Briton Sir John Hegarty is one of Adland’s sharptest minds. He’s the man the helped launch such iconic agencies as Saatchi & Saatchi, TBWA and Bartie Bogle Hegarty (BBH). He was that good the Queen knighted him in 2007.
Hegarty’s work has become household names – the Lynx Effect and Audi’s “Vorsprung durch technik” to name but two.
And now, Sir John has given his three top tips to being more creative to Lara O’Reilly, the media writer for UK’s Business Insider.
Also, be sure to check out B&T’s piece from last week which borrowed from the great work of legendary agency Wieden+Kennedy to get the old brain juices flowing.

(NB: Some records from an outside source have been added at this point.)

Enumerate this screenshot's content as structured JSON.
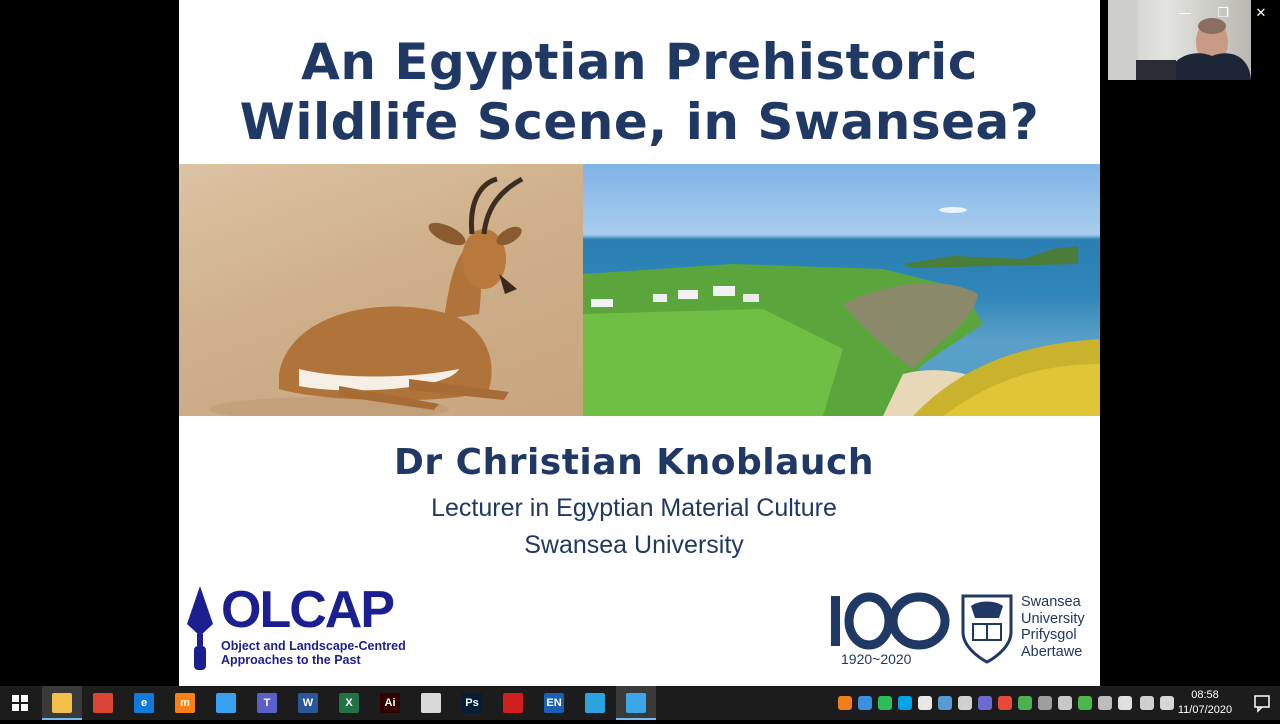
{
  "slide": {
    "title_line1": "An Egyptian Prehistoric",
    "title_line2": "Wildlife Scene, in Swansea?",
    "presenter_name": "Dr Christian Knoblauch",
    "presenter_role": "Lecturer in Egyptian Material Culture",
    "presenter_org": "Swansea University",
    "olcap_word": "OLCAP",
    "olcap_sub_line1": "Object and Landscape-Centred",
    "olcap_sub_line2": "Approaches to the Past",
    "centenary_years": "1920~2020",
    "uni_line1": "Swansea",
    "uni_line2": "University",
    "uni_line3": "Prifysgol",
    "uni_line4": "Abertawe"
  },
  "taskbar": {
    "apps": [
      {
        "name": "file-explorer",
        "label": "",
        "color": "#f3c14b"
      },
      {
        "name": "chrome",
        "label": "",
        "color": "#db4437"
      },
      {
        "name": "edge",
        "label": "e",
        "color": "#0f7ad8"
      },
      {
        "name": "moodle",
        "label": "m",
        "color": "#f98012"
      },
      {
        "name": "snip",
        "label": "",
        "color": "#3aa0f0"
      },
      {
        "name": "teams",
        "label": "T",
        "color": "#5b5fc7"
      },
      {
        "name": "word",
        "label": "W",
        "color": "#2b579a"
      },
      {
        "name": "excel",
        "label": "X",
        "color": "#217346"
      },
      {
        "name": "illustrator",
        "label": "Ai",
        "color": "#330000"
      },
      {
        "name": "installer",
        "label": "",
        "color": "#d9d9d9"
      },
      {
        "name": "photoshop",
        "label": "Ps",
        "color": "#001e36"
      },
      {
        "name": "acrobat",
        "label": "",
        "color": "#d11f1f"
      },
      {
        "name": "language",
        "label": "EN",
        "color": "#1a5fb4"
      },
      {
        "name": "remote",
        "label": "",
        "color": "#2aa3df"
      },
      {
        "name": "media",
        "label": "",
        "color": "#3ba6e8"
      }
    ],
    "clock_time": "08:58",
    "clock_date": "11/07/2020"
  },
  "window": {
    "minimize": "—",
    "restore": "❐",
    "close": "✕"
  }
}
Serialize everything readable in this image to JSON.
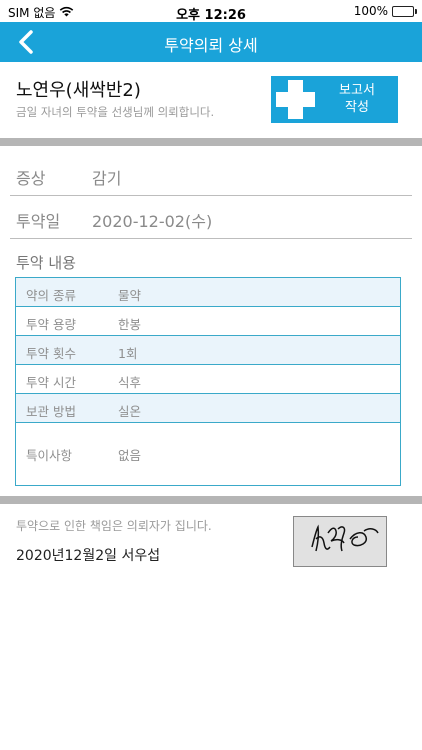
{
  "status_bar": {
    "carrier": "SIM 없음",
    "time": "오후 12:26",
    "battery": "100%"
  },
  "nav": {
    "title": "투약의뢰 상세",
    "back_icon": "chevron-left-icon"
  },
  "header": {
    "child_name": "노연우(새싹반2)",
    "subtitle": "금일 자녀의 투약을 선생님께 의뢰합니다.",
    "report_button": "보고서\n작성",
    "report_icon": "medical-cross-icon"
  },
  "fields": [
    {
      "label": "증상",
      "value": "감기"
    },
    {
      "label": "투약일",
      "value": "2020-12-02(수)"
    }
  ],
  "details": {
    "title": "투약 내용",
    "rows": [
      {
        "label": "약의 종류",
        "value": "물약"
      },
      {
        "label": "투약 용량",
        "value": "한봉"
      },
      {
        "label": "투약 횟수",
        "value": "1회"
      },
      {
        "label": "투약 시간",
        "value": "식후"
      },
      {
        "label": "보관 방법",
        "value": "실온"
      }
    ],
    "note": {
      "label": "특이사항",
      "value": "없음"
    }
  },
  "footer": {
    "responsibility": "투약으로 인한 책임은 의뢰자가 집니다.",
    "signed": "2020년12월2일 서우섭"
  },
  "colors": {
    "accent": "#1aa3d9",
    "table_border": "#3aa9c9",
    "row_alt": "#eaf4fb",
    "separator": "#b5b5b5"
  }
}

Hegarty’s main point if you want to be seen to be different in the market you have to be different to your competitors.
Seek out different inspiration than your competition
Hegarty says many creatives seek out the same websites and industry news sites (that’s B&T) for their inspiration and to see what their competitors are up to.

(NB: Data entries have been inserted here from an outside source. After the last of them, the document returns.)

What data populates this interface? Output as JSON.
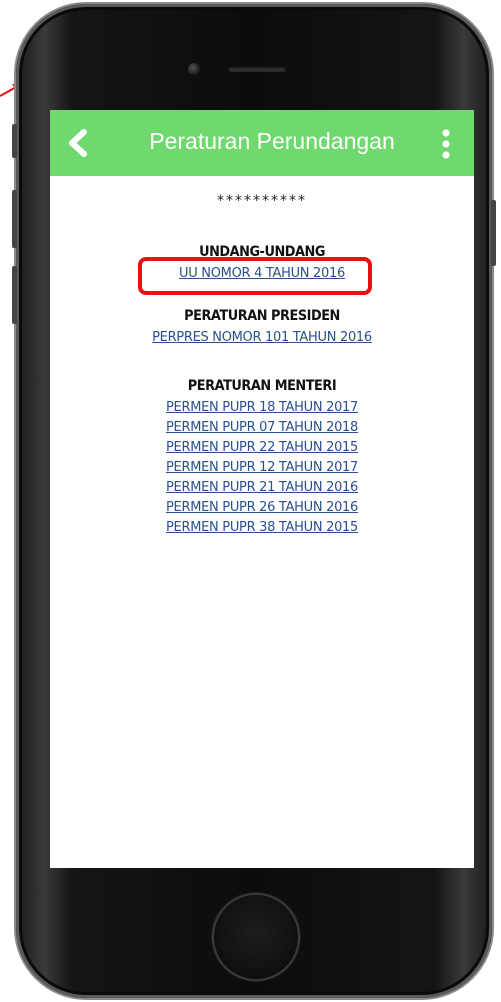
{
  "appbar": {
    "title": "Peraturan Perundangan",
    "back_icon": "chevron-left-icon",
    "menu_icon": "more-vertical-icon",
    "color": "#6fd86f"
  },
  "content": {
    "separator": "**********",
    "sections": [
      {
        "title": "UNDANG-UNDANG",
        "links": [
          "UU NOMOR 4 TAHUN 2016"
        ]
      },
      {
        "title": "PERATURAN PRESIDEN",
        "links": [
          "PERPRES NOMOR 101 TAHUN 2016"
        ]
      },
      {
        "title": "PERATURAN MENTERI",
        "links": [
          "PERMEN PUPR 18 TAHUN 2017",
          "PERMEN PUPR 07 TAHUN 2018",
          "PERMEN PUPR 22 TAHUN 2015",
          "PERMEN PUPR 12 TAHUN 2017",
          "PERMEN PUPR 21 TAHUN 2016",
          "PERMEN PUPR 26 TAHUN 2016",
          "PERMEN PUPR 38 TAHUN 2015"
        ]
      }
    ]
  },
  "annotation": {
    "highlight_color": "#e81010",
    "highlighted_item": "UU NOMOR 4 TAHUN 2016"
  }
}
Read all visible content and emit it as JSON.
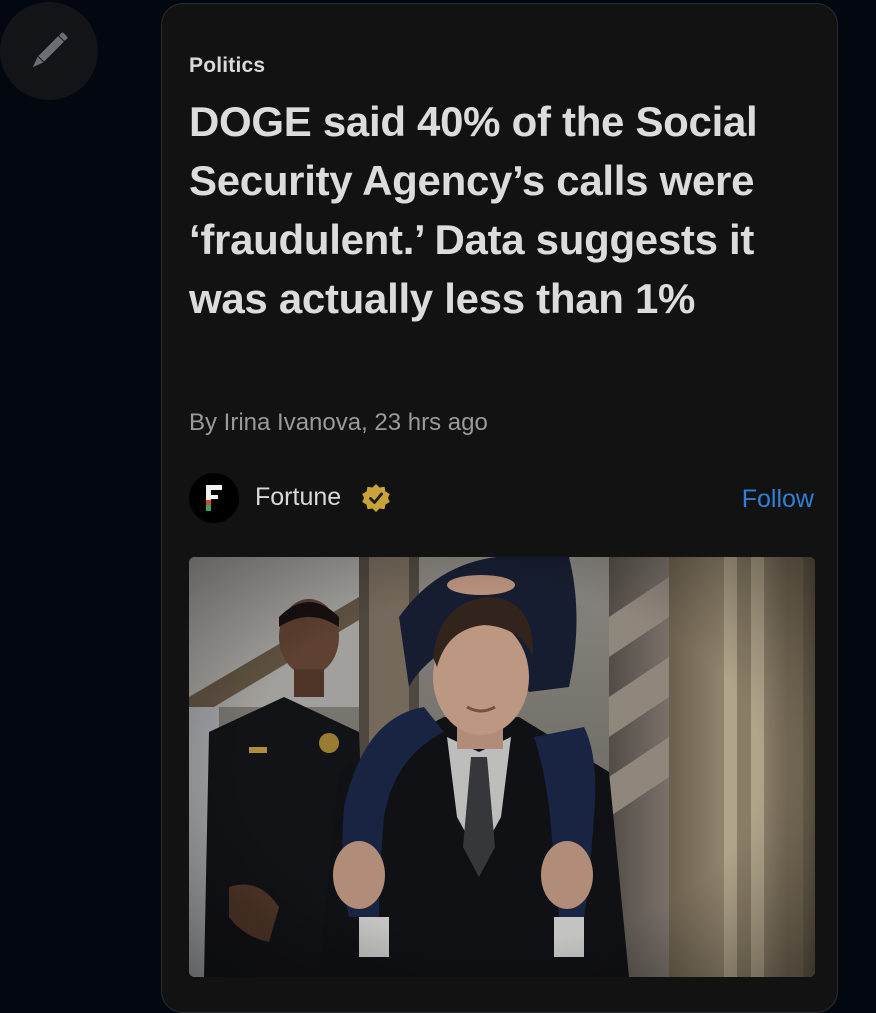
{
  "compose_button": {
    "icon": "pencil-icon"
  },
  "article": {
    "category": "Politics",
    "headline": "DOGE said 40% of the Social Security Agency’s calls were ‘fraudulent.’ Data suggests it was actually less than 1%",
    "byline": "By Irina Ivanova, 23 hrs ago",
    "source": {
      "name": "Fortune",
      "logo_letter": "F",
      "verified": true,
      "follow_label": "Follow"
    },
    "image": {
      "icon": "article-photo"
    }
  },
  "colors": {
    "background": "#03070f",
    "card": "#121212",
    "link": "#2f7fd9",
    "verified_badge": "#c8a23a"
  }
}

But Hegarty reckons the business section of broadsheet newspapers can provide far more inspiration. “The reason I read those is I get amazing bits of information that other creative people aren’t getting,” Hegarty said. “I want to constantly see the world from a different perspective. That opens my eyes all the time.”
Take off the headphones
We have few rules in the B&T office but one is staff aren’t allowed to listen to stuff on their computer on their headphones. And Hegarty agrees. In fact, he said in the interview that he gets “pissed off” when creatives use tech to tune out.
He recalled a story from legendary British designer Paul Smith, himself a Sir.
Sir Paul was once stuck in an airport, waiting for a delayed flight. Rather than tune out with music or newspaper he decided on a stroll around the departure terminal.
On his walk, he happened upon a lucky charm that had fallen off a bracelet. The find was the inspiration for Smith to turn buttons on his shirts to lucky charms. The idea sold more than 20,000 units and became on of Smith’s signature staples.
Forget social media and have real conversations
Social media can be great for new ideas and checking the ‘mood’ of things but it doesn’t beat real human conversation, Hegarty said.
“The great thing is that your conversation is unique. It’s the only one of its exact kind happening in the world. If I’m on a Twitter feed, thousands of other people could be looking at the same conversation. Here [at BBH,] when you arrive in the morning, yes you switch on your computer, but what I really love you to do is switch on that person opposite you because you’ll suddenly find they say something and you’ll light up … we’re missing that.’”
He adds that too many creatives are dependent on technology to be creative.
“It’s just like the pencil: It’s an amazing thing, but it doesn’t have ideas. You have to pick it up, work it, practice with it. Then it’s a facilitator. And that’s what technology is.”